Swedish startup ManoMotion has existed for around two years, though the technology it's building its hand tracking on has been incubating for around seven. Like many tech companies, ManoMotion's aim is to take the next steps in making our technology interactions more human. "How can we make technology more intuitive, more interactive?" co-founder and CEO Daniel Carlman stated as his company's primary goal. "Make it easier to interact with technology?"
ManoMotion's SDK (software development kit), which launches today, can use just about any existing device camera to track bare hands in near real time for use in virtual or augmented apps – no controllers required.
While the first thing I pictured this being used on was mobile VR – like the Gear VR or Daydream – the company sees its tech being implemented first on smartphone-based augmented reality (AR): services like Snapchat and Facebook that are expected to continue incorporating more phone AR elements into their apps over the coming months and years.
While it may be neat to hold your phone up to see some virtual characters scurrying around your real environment, wouldn't it be much cooler to pick those characters up with your real hands? Squeeze them and see them react accordingly? That's what ManoMotion believes its SDK can do.
"We can understand dynamic gesture," explains Carlman. "How much you're grabbing or pushing something. And depth."
Carlman says the hand tracking is low latency: less than 10 ms lag on iOS and a bit more than 17 ms on a Galaxy S6. Keep in mind that's a two-year-old Android phone; Carlman says the better the phone's processing capabilities, the lower the latency. He believes that the tracking performance is in a good place right now and isn't his company's top concern at the moment – but that it can be pushed further in the future.
One of the most interesting aspects of ManoMotion's approach is that it doesn't require any extra hardware or participation from hardware manufacturers. Any Unity developer can bake it into their app; all they need is access to the phone's camera – a permission that any AR app would already be using.
Unfortunately we haven't had a chance to demo the company's tracking system yet.
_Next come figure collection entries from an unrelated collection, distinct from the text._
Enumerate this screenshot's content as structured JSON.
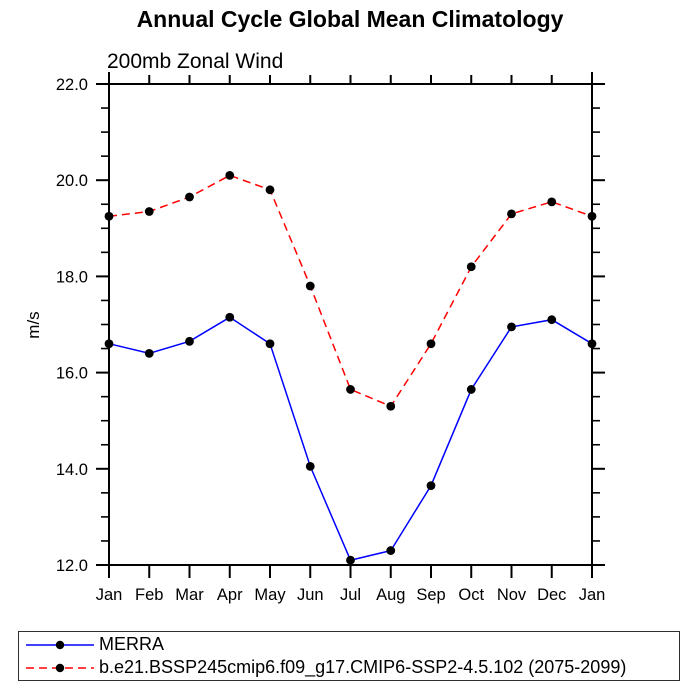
{
  "header": {
    "title": "Annual Cycle Global Mean Climatology",
    "subtitle": "200mb Zonal Wind"
  },
  "chart_data": {
    "type": "line",
    "title": "Annual Cycle Global Mean Climatology",
    "subtitle": "200mb Zonal Wind",
    "xlabel": "",
    "ylabel": "m/s",
    "categories": [
      "Jan",
      "Feb",
      "Mar",
      "Apr",
      "May",
      "Jun",
      "Jul",
      "Aug",
      "Sep",
      "Oct",
      "Nov",
      "Dec",
      "Jan"
    ],
    "ylim": [
      12.0,
      22.0
    ],
    "ytick_step": 2.0,
    "yminor_step": 0.5,
    "ytick_labels": [
      "12.0",
      "14.0",
      "16.0",
      "18.0",
      "20.0",
      "22.0"
    ],
    "grid": false,
    "legend_position": "bottom",
    "axis_color": "#000000",
    "marker": {
      "shape": "circle",
      "color": "#000000",
      "radius": 4.4
    },
    "series": [
      {
        "name": "MERRA",
        "color": "#0000ff",
        "style": "solid",
        "values": [
          16.6,
          16.4,
          16.65,
          17.15,
          16.6,
          14.05,
          12.1,
          12.3,
          13.65,
          15.65,
          16.95,
          17.1,
          16.6
        ]
      },
      {
        "name": "b.e21.BSSP245cmip6.f09_g17.CMIP6-SSP2-4.5.102 (2075-2099)",
        "color": "#ff0000",
        "style": "dashed",
        "values": [
          19.25,
          19.35,
          19.65,
          20.1,
          19.8,
          17.8,
          15.65,
          15.3,
          16.6,
          18.2,
          19.3,
          19.55,
          19.25
        ]
      }
    ]
  }
}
The accuracy and latency would need to hit a certain bar in order to make it worthwhile: Products like PlayStation VR illustrate how virtual tracking that's just "almost good" can make for a clunky, frustrating experience for the user. HoloLens is another example: As exciting as the headset's tech is, its gesture tracking requires precise finger positions to work properly. To be completely intuitive, tracking tech needs to be so smart that it gets out of the way and allows human instinct to roam uninhibited.
At least on paper, though, ManoMotion's approach sounds like a promising solution that doesn't require any extra accessories or upgrades.
If you're a Unity developer who wants to add hand tracking to your app, you can download ManoMotion's SDK from the company website below. Or if you're like me and are just intrigued by where AR and VR can go next, perhaps you can take this as a hint of the controller-free future we'll eventually enjoy inside our virtual and augmented reality.